The Integrated Play Groups (IPG) model grew from a concern for the many children excluded from common peer-play experiences. IPGs support children with autism by engaging them in play with typical peers and siblings in regular social settings. With two decades of research and practice, IPGs have evolved, often shaped by new developments in the ever-expanding field of autism. The Autism Institute on Peer Socialization and Play (www.autiminstitute.com) advances IPG training, research, and development efforts. Recognized as one of the established best practices for children on the autism spectrum (American Speech-Language-Hearing Association 2006; Darling-Hammond et al. 2005; Disalvo and Oswald 2002; Iovannone 2003; National Autism Center 2009), IPGs have been widely used in regional, national, and international school and community programs. Originally developed for children in early and middle childhood (ages three to eleven years), IPGs are now being adapted for older populations by incorporating creative activities that are playful in nature and appealing to diverse age groups.

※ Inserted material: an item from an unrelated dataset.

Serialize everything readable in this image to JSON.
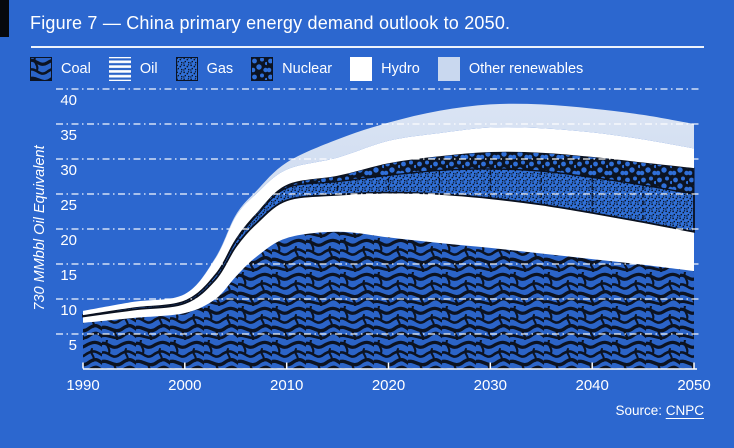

This article focuses on the theory behind the IPG model as applied to
children and as adapted for adolescents. We begin with an examination of the nature of play and the problems it presents for children with autism from developmental and sociocultural perspectives. We next describe the conceptual design of IPGs and the intervention approach (guided participation) for children. We highlight innovative extensions of the IPG model for older populations through Integrated Teen Social Groups (ITSGs). We conclude by summarizing the relevant research and discussing their implications.